The project, which is in year 3 of 7, includes other universities (including Ryerson and Simon Fraser University) and several other partner groups, institutions and museums (including the Royal BC Museum, the Pier 21 Immigration Museum, and the Nikkei National Museum).  The project is arranged into several organizational structures called clusters.  The clusters are mainly academic research groups (including land titles and government records, oral histories, GIS digital mapping, etc.) and have been going through an archiving mountains of data. 

So where do I come in?  Apart from the academic research, Jordan wants to engage the public and one of the ways is to have a cluster for Teaching Resources.  Mike Perry-Whittingham is chairing the secondary lessons, and I am doing the elementary.  As a grade 2 teacher, it is a really great experience to work alongside professors, grad students, community members, and museum curators.  I get a chance to see some worlds I know nothing about.

Shouldn't it be easier the second time?
How are the lessons coming?  Well............

Compared to the first set of lessons, these ones have been slow coming.  And that's the reason for this blog post. 

The Magic of the First Time
I was watching the Olympics last night, and Canadian swimmer, Penny Oleksiak, in particular.  Penny burst to the end and tied for gold, but the part that really stuck with me was watching Penny in the warm up room.  She was so loose, so happy just to be there.  She is obviously a fierce competitor, and has won 4 medals at this Olympics, but the expectations for her at these games was to soak in the experience and just get ready for 2020. 

Okay, okay, I can't hold myself up to a 16 year-old athlete, but I do see some parallels about going beyond expectations the first time you do something.  When I wrote the first set of internment lessons, looking back, I really didn't know what I was doing but with that I had no great expectations upon me.  Just like Penny.  The first time, I was loose and just went for it.  Just like Penny.
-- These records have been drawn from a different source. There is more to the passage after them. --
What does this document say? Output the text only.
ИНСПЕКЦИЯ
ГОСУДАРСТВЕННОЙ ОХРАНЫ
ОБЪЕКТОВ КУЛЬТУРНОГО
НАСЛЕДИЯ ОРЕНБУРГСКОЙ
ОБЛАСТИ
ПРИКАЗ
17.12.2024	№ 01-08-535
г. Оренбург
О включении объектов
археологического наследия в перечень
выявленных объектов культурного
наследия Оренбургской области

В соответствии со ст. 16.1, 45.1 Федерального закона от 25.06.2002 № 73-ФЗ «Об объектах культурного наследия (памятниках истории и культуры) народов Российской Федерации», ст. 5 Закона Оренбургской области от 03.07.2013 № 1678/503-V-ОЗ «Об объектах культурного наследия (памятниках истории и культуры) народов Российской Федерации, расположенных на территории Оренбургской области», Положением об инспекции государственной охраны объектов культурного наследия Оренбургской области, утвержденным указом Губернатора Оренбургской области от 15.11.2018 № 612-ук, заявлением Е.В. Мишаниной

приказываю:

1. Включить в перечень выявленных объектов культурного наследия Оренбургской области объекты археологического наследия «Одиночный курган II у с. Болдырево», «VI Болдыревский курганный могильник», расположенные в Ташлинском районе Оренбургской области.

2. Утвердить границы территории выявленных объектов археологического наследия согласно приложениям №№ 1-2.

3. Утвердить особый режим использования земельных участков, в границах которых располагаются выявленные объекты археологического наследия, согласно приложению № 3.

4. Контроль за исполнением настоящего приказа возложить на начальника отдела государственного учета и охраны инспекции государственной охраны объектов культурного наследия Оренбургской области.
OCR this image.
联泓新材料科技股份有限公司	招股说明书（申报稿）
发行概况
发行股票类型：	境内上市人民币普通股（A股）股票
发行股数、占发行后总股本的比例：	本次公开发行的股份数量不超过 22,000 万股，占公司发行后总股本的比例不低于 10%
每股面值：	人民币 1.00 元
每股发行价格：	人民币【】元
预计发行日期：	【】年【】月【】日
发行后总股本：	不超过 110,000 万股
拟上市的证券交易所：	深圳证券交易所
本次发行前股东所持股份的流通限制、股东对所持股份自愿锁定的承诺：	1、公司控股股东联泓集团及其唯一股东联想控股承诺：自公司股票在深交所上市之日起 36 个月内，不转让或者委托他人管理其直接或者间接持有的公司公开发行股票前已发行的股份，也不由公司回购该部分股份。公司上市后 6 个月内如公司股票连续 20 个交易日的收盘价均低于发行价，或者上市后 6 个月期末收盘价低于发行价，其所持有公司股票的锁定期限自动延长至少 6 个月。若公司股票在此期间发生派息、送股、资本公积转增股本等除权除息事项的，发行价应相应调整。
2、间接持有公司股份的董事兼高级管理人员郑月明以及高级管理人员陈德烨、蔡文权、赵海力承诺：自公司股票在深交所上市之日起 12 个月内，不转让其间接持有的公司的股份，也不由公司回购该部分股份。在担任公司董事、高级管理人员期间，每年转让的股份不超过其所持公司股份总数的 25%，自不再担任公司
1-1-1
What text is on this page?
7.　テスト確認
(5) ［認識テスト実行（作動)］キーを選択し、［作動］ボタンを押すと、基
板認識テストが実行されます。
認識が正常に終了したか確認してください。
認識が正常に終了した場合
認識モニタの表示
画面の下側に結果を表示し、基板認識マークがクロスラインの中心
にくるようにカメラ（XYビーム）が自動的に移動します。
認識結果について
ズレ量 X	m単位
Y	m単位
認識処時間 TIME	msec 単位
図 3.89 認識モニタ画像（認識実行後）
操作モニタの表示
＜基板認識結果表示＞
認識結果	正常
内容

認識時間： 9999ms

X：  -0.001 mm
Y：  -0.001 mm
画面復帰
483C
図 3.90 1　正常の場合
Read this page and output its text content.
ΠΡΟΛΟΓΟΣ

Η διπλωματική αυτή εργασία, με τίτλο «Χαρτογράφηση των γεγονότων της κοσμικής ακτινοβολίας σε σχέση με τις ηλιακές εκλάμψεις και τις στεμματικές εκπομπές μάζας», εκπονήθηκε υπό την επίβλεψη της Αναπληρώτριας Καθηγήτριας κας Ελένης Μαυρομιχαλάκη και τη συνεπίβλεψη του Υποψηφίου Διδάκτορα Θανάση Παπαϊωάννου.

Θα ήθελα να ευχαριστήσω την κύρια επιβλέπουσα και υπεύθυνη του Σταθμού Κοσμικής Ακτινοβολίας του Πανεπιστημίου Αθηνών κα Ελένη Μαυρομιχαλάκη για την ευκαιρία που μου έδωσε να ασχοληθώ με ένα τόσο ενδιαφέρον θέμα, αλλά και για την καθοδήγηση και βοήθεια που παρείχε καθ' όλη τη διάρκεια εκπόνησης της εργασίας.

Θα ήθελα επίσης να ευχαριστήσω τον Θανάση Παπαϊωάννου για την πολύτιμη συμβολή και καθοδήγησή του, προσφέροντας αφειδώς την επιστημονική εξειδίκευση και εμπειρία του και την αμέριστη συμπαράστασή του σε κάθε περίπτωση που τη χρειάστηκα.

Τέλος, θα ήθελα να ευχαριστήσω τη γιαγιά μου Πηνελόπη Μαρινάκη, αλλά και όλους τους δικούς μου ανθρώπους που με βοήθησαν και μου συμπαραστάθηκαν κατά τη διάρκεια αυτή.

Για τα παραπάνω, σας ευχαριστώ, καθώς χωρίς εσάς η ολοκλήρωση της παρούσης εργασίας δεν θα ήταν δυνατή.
I had fun and had no way to fail.  Just like Penny.  I am inspired by Penny because she reminds of my students: they don't know what they don't know, and just do the best they can, enjoying the experience as much as possible.  I love that first time thrill.

Great Expectations
Now with Landscapes, I am feeling the expectations.  I am working with a bunch of scholars.  They have mountains of work to do and have huge expectations for themselves.  They take their work very seriously and must feel the pressures of targets for grant funding, professional integrity, and out and out scholarly discovery.  I did a good job before, and I think people expect me to do the same or better.  Actually, that last part is not true, instead *I* expect me to do the same or better.

Keep the Wonder
But I know myself well enough to know that that approach does not work for me.  I need to stay loose like Penny, just enjoy the experience, focus on the task, and see what happens when I do my best.  I also admire physicist Richard Feynman, not just because he was brilliant, but he saw the world with a child-like wonder.  He had a great passion for how things worked, but also pulled pranks, played the bongos, and made up his own nonsensical language.  He always had this great grin like he was in on the greatest inside joke. 

So for me and this Landscapes task, and for life and for my students is all about maintaining that first time wonder.